Semana Santa
La Pasión de Casarabonela: El umbral hacia lo sagrado
La Semana Santa comienza con fuerza en la Sierra de las Nieves. En Casarabonela hay un lugar donde el tiempo parece suspenderse. Es la antigua parroquia de Santiago, cuyas naves acogen cada año La Pasión, un auto sacramental que trasciende lo escénico para adentrarse en lo espiritual, lo simbólico y lo humano

La Pasión de Casarabonela / Antonio Montero

Todo arranca con un gesto sencillo y poderoso: cruzar la puerta de Santiago que mira a salida del sol. A partir de ahí, el espectador entra en un espacio donde la luz, la música y la palabra construyen una atmósfera mística, casi teresiana, que invita no solo a mirar, sino a sentir y a cuestionarse.
«Frente a la intemperie del desierto —explica su director, Pedro Olalla—, el vendaval de luz de unos músicos llenará de trascendencia las naves de la iglesia de Santiago». Una declaración que anticipa uno de los pilares de esta edición: la música como refugio y sacudida.

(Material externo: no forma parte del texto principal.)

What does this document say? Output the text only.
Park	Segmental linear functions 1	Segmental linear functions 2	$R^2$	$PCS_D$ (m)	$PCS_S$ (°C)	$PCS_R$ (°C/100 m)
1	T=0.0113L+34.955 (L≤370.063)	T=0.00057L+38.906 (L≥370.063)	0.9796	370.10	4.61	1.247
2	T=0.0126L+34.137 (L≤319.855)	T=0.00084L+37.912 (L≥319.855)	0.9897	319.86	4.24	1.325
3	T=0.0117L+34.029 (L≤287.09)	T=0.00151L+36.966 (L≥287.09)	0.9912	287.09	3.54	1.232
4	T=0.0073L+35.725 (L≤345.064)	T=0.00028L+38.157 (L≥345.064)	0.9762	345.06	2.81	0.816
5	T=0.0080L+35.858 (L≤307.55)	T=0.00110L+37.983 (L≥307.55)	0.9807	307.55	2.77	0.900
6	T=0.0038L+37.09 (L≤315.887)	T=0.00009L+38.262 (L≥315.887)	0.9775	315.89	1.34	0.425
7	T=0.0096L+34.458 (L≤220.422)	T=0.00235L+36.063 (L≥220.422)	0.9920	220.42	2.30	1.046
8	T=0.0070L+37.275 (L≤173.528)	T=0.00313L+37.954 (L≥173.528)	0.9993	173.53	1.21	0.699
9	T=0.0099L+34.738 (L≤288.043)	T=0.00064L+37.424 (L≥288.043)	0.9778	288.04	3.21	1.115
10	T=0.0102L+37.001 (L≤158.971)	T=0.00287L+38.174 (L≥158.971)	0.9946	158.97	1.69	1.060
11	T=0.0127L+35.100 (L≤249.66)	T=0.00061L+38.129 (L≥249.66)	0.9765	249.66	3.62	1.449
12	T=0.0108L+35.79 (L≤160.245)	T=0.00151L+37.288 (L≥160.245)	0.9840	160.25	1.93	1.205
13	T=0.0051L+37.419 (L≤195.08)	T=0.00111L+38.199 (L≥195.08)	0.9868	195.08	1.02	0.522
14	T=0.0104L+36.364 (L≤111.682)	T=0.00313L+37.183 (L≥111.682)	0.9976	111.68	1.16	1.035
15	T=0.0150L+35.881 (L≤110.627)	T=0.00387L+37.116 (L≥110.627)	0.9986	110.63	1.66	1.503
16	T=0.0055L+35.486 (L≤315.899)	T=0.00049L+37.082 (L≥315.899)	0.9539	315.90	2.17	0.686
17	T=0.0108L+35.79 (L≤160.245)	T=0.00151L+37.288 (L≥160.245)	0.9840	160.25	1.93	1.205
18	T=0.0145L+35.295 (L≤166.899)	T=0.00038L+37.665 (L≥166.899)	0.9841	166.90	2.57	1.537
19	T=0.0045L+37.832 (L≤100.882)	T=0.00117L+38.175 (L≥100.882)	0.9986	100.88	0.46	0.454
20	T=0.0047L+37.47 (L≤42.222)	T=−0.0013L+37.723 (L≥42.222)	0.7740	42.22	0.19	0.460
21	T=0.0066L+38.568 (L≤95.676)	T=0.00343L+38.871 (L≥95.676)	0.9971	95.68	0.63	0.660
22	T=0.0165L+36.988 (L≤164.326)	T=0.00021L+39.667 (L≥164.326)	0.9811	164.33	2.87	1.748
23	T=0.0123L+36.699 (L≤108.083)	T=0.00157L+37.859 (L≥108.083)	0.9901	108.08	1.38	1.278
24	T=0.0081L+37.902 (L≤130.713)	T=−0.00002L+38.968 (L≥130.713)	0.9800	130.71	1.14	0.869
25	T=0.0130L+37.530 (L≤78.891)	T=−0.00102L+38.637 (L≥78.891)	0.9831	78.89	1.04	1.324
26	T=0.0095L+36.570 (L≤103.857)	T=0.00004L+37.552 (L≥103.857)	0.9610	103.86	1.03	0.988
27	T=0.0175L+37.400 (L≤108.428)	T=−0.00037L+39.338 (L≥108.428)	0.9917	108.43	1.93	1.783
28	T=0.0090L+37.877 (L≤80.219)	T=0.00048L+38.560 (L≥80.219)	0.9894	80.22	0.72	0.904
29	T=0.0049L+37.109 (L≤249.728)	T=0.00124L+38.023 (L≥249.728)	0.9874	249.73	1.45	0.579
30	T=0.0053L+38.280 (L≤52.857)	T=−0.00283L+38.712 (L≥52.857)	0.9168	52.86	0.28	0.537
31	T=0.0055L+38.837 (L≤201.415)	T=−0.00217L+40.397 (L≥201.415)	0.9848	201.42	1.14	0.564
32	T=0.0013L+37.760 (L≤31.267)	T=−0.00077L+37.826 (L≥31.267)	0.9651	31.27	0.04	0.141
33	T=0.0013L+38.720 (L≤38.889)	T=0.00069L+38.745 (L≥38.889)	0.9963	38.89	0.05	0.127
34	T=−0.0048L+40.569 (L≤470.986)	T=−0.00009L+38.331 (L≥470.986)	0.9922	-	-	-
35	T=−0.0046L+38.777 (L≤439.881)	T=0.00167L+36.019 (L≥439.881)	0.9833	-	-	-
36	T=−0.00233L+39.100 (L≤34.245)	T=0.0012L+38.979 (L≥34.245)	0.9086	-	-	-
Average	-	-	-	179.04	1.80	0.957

En La Pasión, el sonido no acompaña, atraviesa. Se convierte en relato, en memoria, en conciencia. / Antonio Montero
En La Pasión, el sonido no acompaña, atraviesa. Se convierte en relato, en memoria, en conciencia. «Muchos viajes se narran desde los sonidos y las voces», apunta Olalla, que define este proyecto como un ‘amarcord’ colectivo, un regreso constante a lo esencial. La edición de 2026 refuerza esa apuesta con la presencia de la voz profunda de Irene Delclós, que regresa para envolver la escena en una dimensión casi litúrgica. Pero no será la única. «La Pasión llevaba años preparando el terreno para el brutal desembarco de una música en directo que nos proteja y defienda de nosotros mismos», afirma Olalla. No es una frase casual: la música aquí se plantea como un acto de resistencia frente a la autocomplacencia, el conformismo y la parálisis moral.
Desde un «Carmen Doloroso sacro y jazzístico a la vez» hasta el «grito desgarrado y primigenio de Bonela Hijo», la obra construye un viaje sonoro que sacude al espectador y lo arrastra hacia un territorio emocional intenso, casi incómodo. Un recorrido que culmina en «un Calvario monumental con aires de Luisiana», una reminiscencia jazzística donde tradición y modernidad se encuentran sin concesiones.
Este auto sacramental no busca recrear sin más el relato evangélico. Su objetivo es otro: interpelar al hombre contemporáneo, remover las conciencias y a su vez calmar a base de golpe de realidad, a aquellos que no sienten, que no ven, que no se encuentran en la realidad de estos días.
Y en ese camino, la propuesta de Olalla se vuelve claramente reivindicativa. Cada escena, cada silencio, cada imagen —cuidadas con un lenguaje visual de enorme potencia— funciona como un espejo en el que el espectador se reconoce… o se incomoda. Porque aquí no hay respuestas fáciles. Hay preguntas. Preguntas directas al corazón y a la psique de aquellos que se enfrentan cara a cara con la realidad de nuestros días. Materialidad no muy opuesta a nuestra vida actual. Sobre la fe, sobre el poder, sobre la fragilidad humana. Sobre una sociedad que, como sugiere el propio montaje, corre el riesgo de instalarse en la comodidad de lo ya conquistado.
La fuerza de lo femenino
En ese universo simbólico, la mujer ocupa un lugar central. No como figura secundaria del dolor, sino como eje emocional y espiritual. Madre, conciencia, resistencia. Una madre muy reconocida, que interpreta desde los inicios en la mitad de los años 80 del pasado siglo Pilar del Río, que trasmite personalidad, fuerza, ternura, dolor y a su vez esperanza.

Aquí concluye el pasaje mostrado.